Friday, 17 December 2021

Beethoven and Fitness

Mid-December marks 18 months of personal fitness for me, the longest streak since my late teens.  Had I been stranded in New Mexico for the pandemic, I would have hiked virtually any mountain I desired.  There are still a lot of them, plus a few I would love to reclimb.  Treadmill walking is somewhat different from real walking, however.  This past September, when I did a short trail hike and climb with my niece in Sudbury, I found I had to be quite careful walking on uneven surfaces, and that my balance was easily thrown off.  Before undertaking any mountain hiking I would, of course, have to get used to walking on rocky and uneven surfaces again.  But I figure that I am permanently about 4-5 weeks away from what I call "mountain fitness."  So there would be time to get on trails here before heading back into the mountains.  I fervently hope we can travel by Spring to NM, possibly by car.  I know I said the same thing last year at this time.

Turning now to Beethoven, the anniversary of his naming day was Dec. 16th.  We began our massive biographical and listening program just over a year ago.  While I knew that we wouldn't be finished in one year, I didn't realize how long it might take.  We do some listening every evening, and Beethoven comes up every third evening.  So it probably will take a year, as in 365 nights, to complete the project.  We have probably completed 125 by now.  And where are we?  We are still in the early 1800s, around 1802.  His hearing is going, his health is bad, and he has yet to write his 2nd symphony.  But the Op 18 quartets are done, and many fine piano sonatas, along with two piano concerti.  His early works are still trying to please his mainly aristocratic audiences, though he has been poking quite outside the Haydn/Mozart classical tradition many times, too.  We are following the Biamonti numbering system, which goes as close to chronological as possible, and we have just passed the 300 mark (out of about 900).  I am reading ahead in the biography, and penciling in paragraphs for us to read together as we go along.  Sometimes we stop on a certain piece and hear it in multiple versions.  For example we listened to the 1st Symphony four times, all with different orchestras and conductors.  The one we liked best was directed by John Eliot Gardner, using an orchestra much like Beethoven would have had access to.

In movie news, we briefly turned to Prime for a feature film.  Called The Electric Life of Louis Wain, it stars Benedict Cumberbatch as an eccentric and psychologically fragile artist (Britain seems to have been blessed with an ungodly amount of them).  Most famous in his day for his illustrations of cats, the story of his life is told with great sensitivity and detail.  The only son among a family of girls, it is his responsibility to bring home a paycheck, and though he does his best, he is not much of a success.  Cumberbatch is totally brilliant as the increasingly mad artist, and the make up department did a superb job of aging him as the film proceeds.  You do not have to love cats to love this movie.  It is a beautiful film from start to finish.

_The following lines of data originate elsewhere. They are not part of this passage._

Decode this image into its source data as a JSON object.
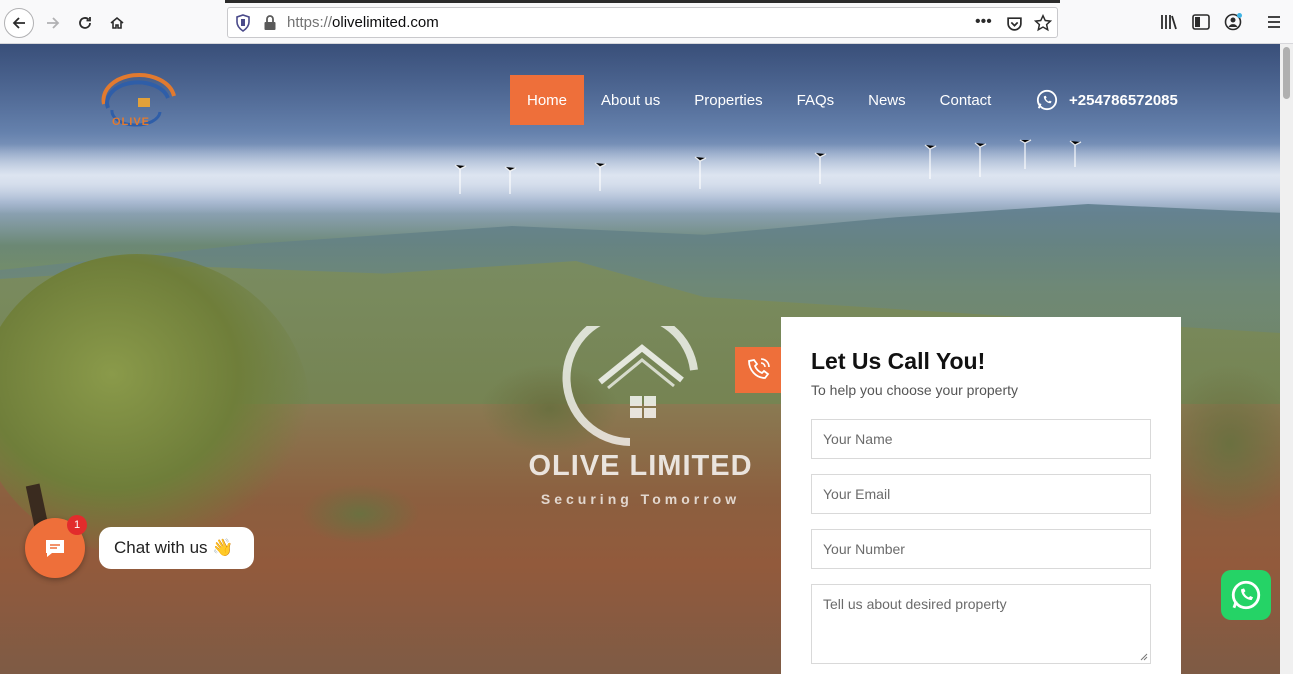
{
  "browser": {
    "url_scheme": "https://",
    "url_host": "olivelimited.com",
    "more_label": "•••"
  },
  "nav": {
    "logo_text": "OLIVE",
    "items": [
      {
        "label": "Home",
        "active": true
      },
      {
        "label": "About us"
      },
      {
        "label": "Properties"
      },
      {
        "label": "FAQs"
      },
      {
        "label": "News"
      },
      {
        "label": "Contact"
      }
    ],
    "phone": "+254786572085"
  },
  "hero": {
    "brand_title": "OLIVE LIMITED",
    "brand_subtitle": "Securing Tomorrow"
  },
  "form": {
    "title": "Let Us Call You!",
    "subtitle": "To help you choose your property",
    "name_placeholder": "Your Name",
    "email_placeholder": "Your Email",
    "number_placeholder": "Your Number",
    "message_placeholder": "Tell us about desired property"
  },
  "chat": {
    "badge": "1",
    "label": "Chat with us 👋"
  },
  "colors": {
    "accent": "#ee6f3a",
    "whatsapp": "#25d366"
  }
}
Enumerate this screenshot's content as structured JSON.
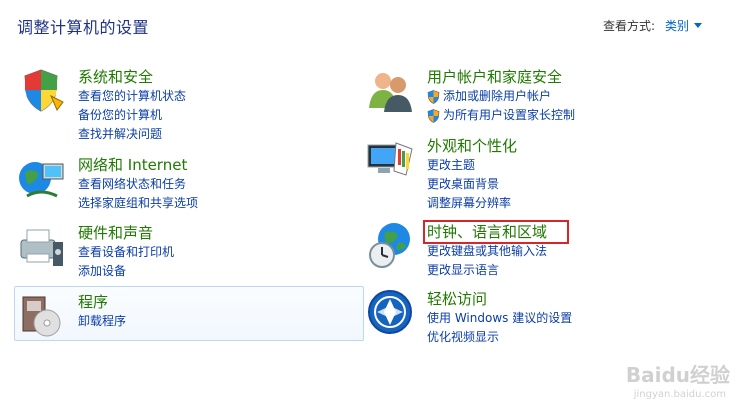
{
  "page": {
    "title": "调整计算机的设置",
    "view_by_label": "查看方式:",
    "view_by_value": "类别"
  },
  "categories_left": [
    {
      "title": "系统和安全",
      "links": [
        "查看您的计算机状态",
        "备份您的计算机",
        "查找并解决问题"
      ]
    },
    {
      "title": "网络和 Internet",
      "links": [
        "查看网络状态和任务",
        "选择家庭组和共享选项"
      ]
    },
    {
      "title": "硬件和声音",
      "links": [
        "查看设备和打印机",
        "添加设备"
      ]
    },
    {
      "title": "程序",
      "links": [
        "卸载程序"
      ]
    }
  ],
  "categories_right": [
    {
      "title": "用户帐户和家庭安全",
      "links": [
        "添加或删除用户帐户",
        "为所有用户设置家长控制"
      ]
    },
    {
      "title": "外观和个性化",
      "links": [
        "更改主题",
        "更改桌面背景",
        "调整屏幕分辨率"
      ]
    },
    {
      "title": "时钟、语言和区域",
      "links": [
        "更改键盘或其他输入法",
        "更改显示语言"
      ]
    },
    {
      "title": "轻松访问",
      "links": [
        "使用 Windows 建议的设置",
        "优化视频显示"
      ]
    }
  ],
  "watermark": {
    "text": "Baidu经验",
    "sub": "jingyan.baidu.com"
  },
  "colors": {
    "category_title": "#1f7a00",
    "link": "#0b3ea8",
    "highlight_border": "#d6262a"
  }
}
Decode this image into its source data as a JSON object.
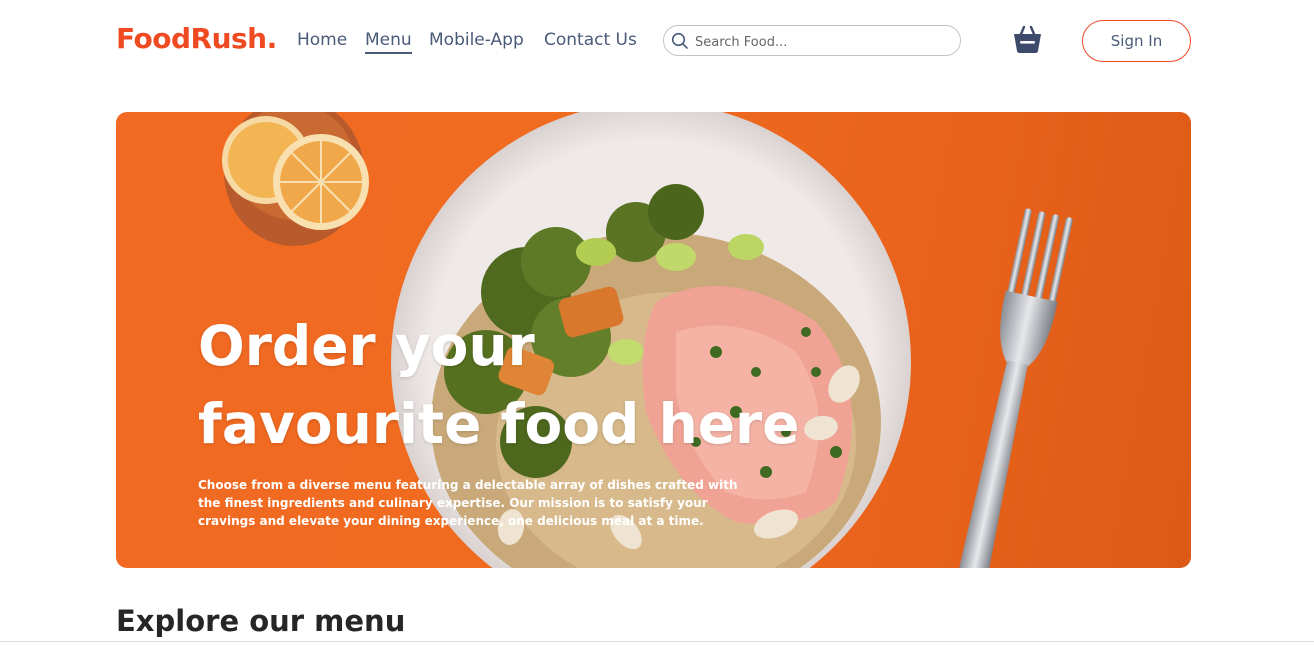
{
  "brand": {
    "logo": "FoodRush."
  },
  "nav": {
    "links": [
      {
        "label": "Home",
        "active": false
      },
      {
        "label": "Menu",
        "active": true
      },
      {
        "label": "Mobile-App",
        "active": false
      },
      {
        "label": "Contact Us",
        "active": false
      }
    ]
  },
  "search": {
    "placeholder": "Search Food..."
  },
  "header": {
    "cart_icon": "basket-icon",
    "signin_label": "Sign In"
  },
  "hero": {
    "title_line1": "Order your",
    "title_line2": "favourite food here",
    "description": "Choose from a diverse menu featuring a delectable array of dishes crafted with the finest ingredients and culinary expertise. Our mission is to satisfy your cravings and elevate your dining experience, one delicious meal at a time."
  },
  "explore": {
    "title": "Explore our menu"
  },
  "colors": {
    "accent": "#f04a23",
    "nav_text": "#4a5a79",
    "hero_bg": "#ef6a1f"
  }
}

Showing on Prime in Canada. 

Deb's "going away this month" choice from Criterion was Out of the Past, Robert Mitchum starring as a private eye who crosses his hoodlum customer.  This is a great and classic film noir, fun to watch from beginning to end.  If anyone trusts a dame in a film noir, you know there is going to be trouble ahead.  Mitchum gets into plenty of it here.  Lots of cigarette smoking, too.  It becomes quite obvious watching these old adult movies, especially the b & w ones, that Hollywood was vastly responsible for encouraging smoking.  With he-men like Mitchum, and beauties like Jane Greer smoking up a storm, how could their fans resist doing the same?

Leaving Criterion Dec. 31st. 

My pick of the week was a very strange film, one of the restored ones from the World Cinema Project.  Called Revenge, it was made by a Kazakhstan director working with a writer from Korea.  If that isn't strange enough, then try the film sometime.  A teacher, in a fit of anger, kills a young girl, then flees the village.  The parents are devastated.  When a son is born, he is brought up to get revenge.  While the story sounds simple, it is anything but.  We travel to many different places, and time passes.  At times we almost forget the revenge element, but it eventually comes back, in a haunting way.  The film comes with an 18' interview with the director, who speaks English well and describes his huge respect and fascination with the writer.  He tries to follow the book as closely as he can, but had to make some concessions at the end.  While certainly worth watching, there are some scenes of animal cruelty that are very disturbing.

Now showing on Criterion. 

Turning briefly back to art, and staying on the theme of eccentric artists, here's one from the DIA that comes with no biographical info whatsoever.  And so I will present the image with no words from me.

False Faces, 1953.  Elemer A. Lakatos, American, 1910-1957. Overall: 20 × 24 inches. No more information is available.